Entrée à la Comédie-Française en 1808 ; sociétaire en 1812 ; retraitée en 1835.

« Mademoiselle Rose » débute à treize ans au Théâtre des Jeunes Élèves, qui disparaît en 1807. Elle entre alors à la Porte-Saint-Martin, tout en suivant les leçons de Dazincourt, qui lui fait obtenir un ordre de début à la Comédie-Française. Elle débute en 1808, en présence de Napoléon, dans le rôle-titre d'Andromaque et dans celui d'Isabelle de L’École des maris. Encore pensionnaire, elle participe au voyage d'Erfürt. Comédienne utile, elle ne refuse aucun rôle dans son emploi de jeune première et de grande confidente de tragédie. Elle accède au sociétariat en 1812, mais tout au long de sa carrière se heurtera à des « chefs d'emploi » particulièrement obstinées comme Mlle Mars, Mlle Leverd et Mlle Bourgoin. Elle est cependant, avec son jeu franc, sa grâce et sa bonne diction, une excellente représentante de la « haute comédie », dans la tradition de Louise Contat. Elle n'a malheureusement que trop peu d'occasions de se mettre en valeur dans des rôles de premier plan, mais joue toujours impeccablement les rôles secondaires qu'on lui laisse.
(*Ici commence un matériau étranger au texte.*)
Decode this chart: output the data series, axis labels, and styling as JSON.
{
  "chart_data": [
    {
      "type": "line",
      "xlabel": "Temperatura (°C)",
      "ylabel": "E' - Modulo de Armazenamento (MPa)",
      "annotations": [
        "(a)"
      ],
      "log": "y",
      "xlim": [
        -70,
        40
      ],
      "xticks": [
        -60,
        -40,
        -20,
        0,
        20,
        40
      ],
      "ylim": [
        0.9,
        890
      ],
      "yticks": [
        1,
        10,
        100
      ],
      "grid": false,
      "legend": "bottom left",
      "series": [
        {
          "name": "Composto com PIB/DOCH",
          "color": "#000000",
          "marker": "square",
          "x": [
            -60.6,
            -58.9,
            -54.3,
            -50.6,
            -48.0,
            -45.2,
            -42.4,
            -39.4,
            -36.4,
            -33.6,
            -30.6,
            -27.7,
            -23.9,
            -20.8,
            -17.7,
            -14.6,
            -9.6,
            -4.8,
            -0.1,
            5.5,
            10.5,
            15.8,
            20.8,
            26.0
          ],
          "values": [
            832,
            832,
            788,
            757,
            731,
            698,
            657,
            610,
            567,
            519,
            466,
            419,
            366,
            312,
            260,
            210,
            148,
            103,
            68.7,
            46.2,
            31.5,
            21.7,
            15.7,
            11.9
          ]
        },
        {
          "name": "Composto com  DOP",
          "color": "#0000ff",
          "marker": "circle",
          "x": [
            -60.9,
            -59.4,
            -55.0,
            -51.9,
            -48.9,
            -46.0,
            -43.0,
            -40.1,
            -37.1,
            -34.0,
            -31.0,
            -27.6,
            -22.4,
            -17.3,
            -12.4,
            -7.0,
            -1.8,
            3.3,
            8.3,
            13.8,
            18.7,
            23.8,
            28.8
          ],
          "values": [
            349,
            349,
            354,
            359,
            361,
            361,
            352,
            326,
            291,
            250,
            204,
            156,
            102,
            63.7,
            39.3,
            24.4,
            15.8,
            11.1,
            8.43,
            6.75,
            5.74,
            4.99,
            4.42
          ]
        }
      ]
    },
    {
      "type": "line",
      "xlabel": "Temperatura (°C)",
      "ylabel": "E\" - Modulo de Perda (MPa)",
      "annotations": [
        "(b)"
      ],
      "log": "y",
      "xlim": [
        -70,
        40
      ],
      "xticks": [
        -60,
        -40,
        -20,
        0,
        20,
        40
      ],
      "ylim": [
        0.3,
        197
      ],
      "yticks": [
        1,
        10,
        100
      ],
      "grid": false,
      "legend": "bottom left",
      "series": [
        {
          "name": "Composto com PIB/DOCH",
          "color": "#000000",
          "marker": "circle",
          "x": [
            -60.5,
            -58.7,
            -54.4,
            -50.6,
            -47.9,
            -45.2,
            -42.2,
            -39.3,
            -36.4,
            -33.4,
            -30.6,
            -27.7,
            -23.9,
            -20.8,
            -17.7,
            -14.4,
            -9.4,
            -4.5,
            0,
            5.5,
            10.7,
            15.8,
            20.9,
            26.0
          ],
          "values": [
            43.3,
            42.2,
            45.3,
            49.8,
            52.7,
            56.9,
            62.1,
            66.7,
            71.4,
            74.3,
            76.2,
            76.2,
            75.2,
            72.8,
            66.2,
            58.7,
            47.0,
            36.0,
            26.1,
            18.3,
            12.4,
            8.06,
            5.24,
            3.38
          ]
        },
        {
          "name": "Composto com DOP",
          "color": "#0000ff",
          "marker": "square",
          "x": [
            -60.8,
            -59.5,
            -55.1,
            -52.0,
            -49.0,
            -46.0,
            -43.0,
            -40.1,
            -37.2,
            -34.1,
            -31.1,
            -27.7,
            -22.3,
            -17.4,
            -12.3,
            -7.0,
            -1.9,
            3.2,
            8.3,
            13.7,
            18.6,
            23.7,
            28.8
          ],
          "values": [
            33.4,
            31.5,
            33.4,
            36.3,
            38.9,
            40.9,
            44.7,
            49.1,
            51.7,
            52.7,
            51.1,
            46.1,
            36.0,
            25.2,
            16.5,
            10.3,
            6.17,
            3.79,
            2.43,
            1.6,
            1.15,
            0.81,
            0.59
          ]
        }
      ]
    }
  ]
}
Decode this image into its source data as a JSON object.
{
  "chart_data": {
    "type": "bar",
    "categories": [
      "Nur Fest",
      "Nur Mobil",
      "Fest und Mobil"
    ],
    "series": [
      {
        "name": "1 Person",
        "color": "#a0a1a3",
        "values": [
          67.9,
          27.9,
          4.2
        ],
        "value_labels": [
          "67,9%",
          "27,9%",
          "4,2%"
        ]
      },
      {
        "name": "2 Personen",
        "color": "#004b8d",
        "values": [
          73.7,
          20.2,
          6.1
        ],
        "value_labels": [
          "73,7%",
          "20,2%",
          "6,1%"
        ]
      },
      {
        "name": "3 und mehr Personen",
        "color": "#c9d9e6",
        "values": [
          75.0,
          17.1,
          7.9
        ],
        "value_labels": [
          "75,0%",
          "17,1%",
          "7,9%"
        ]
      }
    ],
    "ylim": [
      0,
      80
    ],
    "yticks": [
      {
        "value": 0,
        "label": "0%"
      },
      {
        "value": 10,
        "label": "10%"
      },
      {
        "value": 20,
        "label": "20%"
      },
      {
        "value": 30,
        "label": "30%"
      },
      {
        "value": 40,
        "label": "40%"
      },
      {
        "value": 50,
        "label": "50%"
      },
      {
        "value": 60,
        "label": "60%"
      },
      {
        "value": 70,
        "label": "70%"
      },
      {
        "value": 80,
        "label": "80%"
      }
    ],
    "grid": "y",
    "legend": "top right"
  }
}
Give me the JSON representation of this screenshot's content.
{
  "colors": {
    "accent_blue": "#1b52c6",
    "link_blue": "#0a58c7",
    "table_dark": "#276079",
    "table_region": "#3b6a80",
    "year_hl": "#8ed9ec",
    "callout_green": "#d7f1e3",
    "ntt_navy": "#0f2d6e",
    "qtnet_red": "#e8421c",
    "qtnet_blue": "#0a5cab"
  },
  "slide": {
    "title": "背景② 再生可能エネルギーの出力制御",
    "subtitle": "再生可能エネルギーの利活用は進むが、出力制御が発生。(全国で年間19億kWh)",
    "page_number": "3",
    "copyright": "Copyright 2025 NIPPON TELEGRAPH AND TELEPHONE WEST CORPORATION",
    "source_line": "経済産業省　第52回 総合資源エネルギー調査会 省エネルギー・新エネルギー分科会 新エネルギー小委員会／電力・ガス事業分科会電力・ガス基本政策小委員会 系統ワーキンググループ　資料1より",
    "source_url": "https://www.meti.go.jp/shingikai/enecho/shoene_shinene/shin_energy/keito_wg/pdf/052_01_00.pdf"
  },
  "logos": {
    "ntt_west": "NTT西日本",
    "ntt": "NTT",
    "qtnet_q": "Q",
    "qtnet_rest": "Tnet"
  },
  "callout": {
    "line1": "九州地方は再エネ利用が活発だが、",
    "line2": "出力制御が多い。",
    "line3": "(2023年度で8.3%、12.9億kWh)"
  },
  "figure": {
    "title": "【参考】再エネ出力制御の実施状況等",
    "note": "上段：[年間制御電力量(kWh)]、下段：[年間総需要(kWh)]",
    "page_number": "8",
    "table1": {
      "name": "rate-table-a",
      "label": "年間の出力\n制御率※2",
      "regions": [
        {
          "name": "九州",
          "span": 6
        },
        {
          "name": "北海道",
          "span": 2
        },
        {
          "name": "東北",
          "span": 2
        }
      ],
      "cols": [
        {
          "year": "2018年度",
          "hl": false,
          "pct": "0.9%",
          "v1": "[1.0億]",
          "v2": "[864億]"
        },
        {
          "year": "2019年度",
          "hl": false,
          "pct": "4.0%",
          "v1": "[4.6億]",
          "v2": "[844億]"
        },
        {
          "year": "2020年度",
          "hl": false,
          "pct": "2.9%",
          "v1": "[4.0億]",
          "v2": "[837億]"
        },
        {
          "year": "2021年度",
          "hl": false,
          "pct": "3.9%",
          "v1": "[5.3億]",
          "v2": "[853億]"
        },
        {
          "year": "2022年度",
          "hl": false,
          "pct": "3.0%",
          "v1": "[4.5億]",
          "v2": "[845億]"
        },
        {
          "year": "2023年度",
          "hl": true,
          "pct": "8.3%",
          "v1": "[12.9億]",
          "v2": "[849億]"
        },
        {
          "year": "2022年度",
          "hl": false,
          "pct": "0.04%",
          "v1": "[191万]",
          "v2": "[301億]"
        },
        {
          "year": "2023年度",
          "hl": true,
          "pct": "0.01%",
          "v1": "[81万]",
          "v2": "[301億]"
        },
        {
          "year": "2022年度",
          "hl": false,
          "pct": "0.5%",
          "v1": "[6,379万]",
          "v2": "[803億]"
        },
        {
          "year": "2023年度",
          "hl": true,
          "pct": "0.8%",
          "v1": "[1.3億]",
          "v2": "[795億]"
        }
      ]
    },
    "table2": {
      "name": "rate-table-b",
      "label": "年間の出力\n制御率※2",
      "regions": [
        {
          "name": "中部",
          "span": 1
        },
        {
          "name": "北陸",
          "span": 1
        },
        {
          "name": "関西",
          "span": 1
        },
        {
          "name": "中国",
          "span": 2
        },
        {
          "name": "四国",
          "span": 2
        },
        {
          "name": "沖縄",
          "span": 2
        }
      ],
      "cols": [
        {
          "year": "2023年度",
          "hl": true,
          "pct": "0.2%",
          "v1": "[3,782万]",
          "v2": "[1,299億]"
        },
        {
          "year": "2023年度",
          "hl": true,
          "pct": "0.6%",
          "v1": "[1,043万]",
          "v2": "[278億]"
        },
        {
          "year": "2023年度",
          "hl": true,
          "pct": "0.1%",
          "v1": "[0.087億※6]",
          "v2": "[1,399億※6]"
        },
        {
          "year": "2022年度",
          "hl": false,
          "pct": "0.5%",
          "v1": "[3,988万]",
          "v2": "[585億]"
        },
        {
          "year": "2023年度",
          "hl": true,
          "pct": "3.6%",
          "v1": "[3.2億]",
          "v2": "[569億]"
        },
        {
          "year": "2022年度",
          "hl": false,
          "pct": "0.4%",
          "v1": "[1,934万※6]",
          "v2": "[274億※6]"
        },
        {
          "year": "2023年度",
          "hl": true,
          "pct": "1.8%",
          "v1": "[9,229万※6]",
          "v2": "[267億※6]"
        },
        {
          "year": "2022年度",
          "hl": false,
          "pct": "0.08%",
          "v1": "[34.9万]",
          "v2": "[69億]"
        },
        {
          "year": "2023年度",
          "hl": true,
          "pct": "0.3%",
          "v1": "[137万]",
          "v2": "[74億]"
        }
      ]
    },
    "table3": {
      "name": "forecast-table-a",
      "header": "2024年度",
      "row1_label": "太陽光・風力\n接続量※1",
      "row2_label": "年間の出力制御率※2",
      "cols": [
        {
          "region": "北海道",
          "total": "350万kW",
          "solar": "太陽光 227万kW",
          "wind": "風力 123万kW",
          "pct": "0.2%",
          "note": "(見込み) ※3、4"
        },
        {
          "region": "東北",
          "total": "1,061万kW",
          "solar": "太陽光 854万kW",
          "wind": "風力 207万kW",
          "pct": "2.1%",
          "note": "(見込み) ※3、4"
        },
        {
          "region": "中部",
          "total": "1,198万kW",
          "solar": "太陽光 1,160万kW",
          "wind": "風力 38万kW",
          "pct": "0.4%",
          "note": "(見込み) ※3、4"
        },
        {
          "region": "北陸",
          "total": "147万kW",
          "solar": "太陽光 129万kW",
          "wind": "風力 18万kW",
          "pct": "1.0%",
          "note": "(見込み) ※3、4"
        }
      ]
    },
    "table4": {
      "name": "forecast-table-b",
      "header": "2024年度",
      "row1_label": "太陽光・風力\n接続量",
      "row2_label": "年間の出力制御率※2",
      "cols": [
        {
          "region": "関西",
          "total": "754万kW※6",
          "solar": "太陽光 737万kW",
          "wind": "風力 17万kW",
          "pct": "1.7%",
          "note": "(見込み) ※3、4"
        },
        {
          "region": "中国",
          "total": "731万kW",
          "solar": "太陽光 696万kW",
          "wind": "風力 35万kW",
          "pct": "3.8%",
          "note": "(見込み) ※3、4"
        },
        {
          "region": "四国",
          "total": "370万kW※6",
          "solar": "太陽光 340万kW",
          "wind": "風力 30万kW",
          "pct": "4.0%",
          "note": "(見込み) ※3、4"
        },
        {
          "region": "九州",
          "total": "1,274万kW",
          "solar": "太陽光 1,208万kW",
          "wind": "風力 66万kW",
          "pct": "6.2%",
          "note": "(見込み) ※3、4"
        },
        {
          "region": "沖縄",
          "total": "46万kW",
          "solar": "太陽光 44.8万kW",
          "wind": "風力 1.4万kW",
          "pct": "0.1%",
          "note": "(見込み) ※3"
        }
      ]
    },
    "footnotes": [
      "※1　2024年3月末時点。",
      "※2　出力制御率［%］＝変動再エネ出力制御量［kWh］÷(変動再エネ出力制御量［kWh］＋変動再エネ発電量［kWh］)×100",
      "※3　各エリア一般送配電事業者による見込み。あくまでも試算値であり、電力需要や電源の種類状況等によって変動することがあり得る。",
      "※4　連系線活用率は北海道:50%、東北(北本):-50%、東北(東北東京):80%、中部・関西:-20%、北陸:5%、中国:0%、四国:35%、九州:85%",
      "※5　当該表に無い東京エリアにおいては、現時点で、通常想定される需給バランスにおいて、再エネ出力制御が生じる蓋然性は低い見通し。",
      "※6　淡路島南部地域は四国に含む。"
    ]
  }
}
Elle se retire en 1835, après une carrière modeste mais irréprochable. Deux de ses trois enfants débutèrent à la Comédie-Française : Adolphe Dupuis, qui fit ensuite une grande carrière sur les boulevards puis au Théâtre Michel de Saint-Pétersbourg, et Eulalie qui, engagée pour jouer les soubrettes et les ingénues, quitta le théâtre pour épouser son camarade, le peintre et comédien Edmond Geffroy.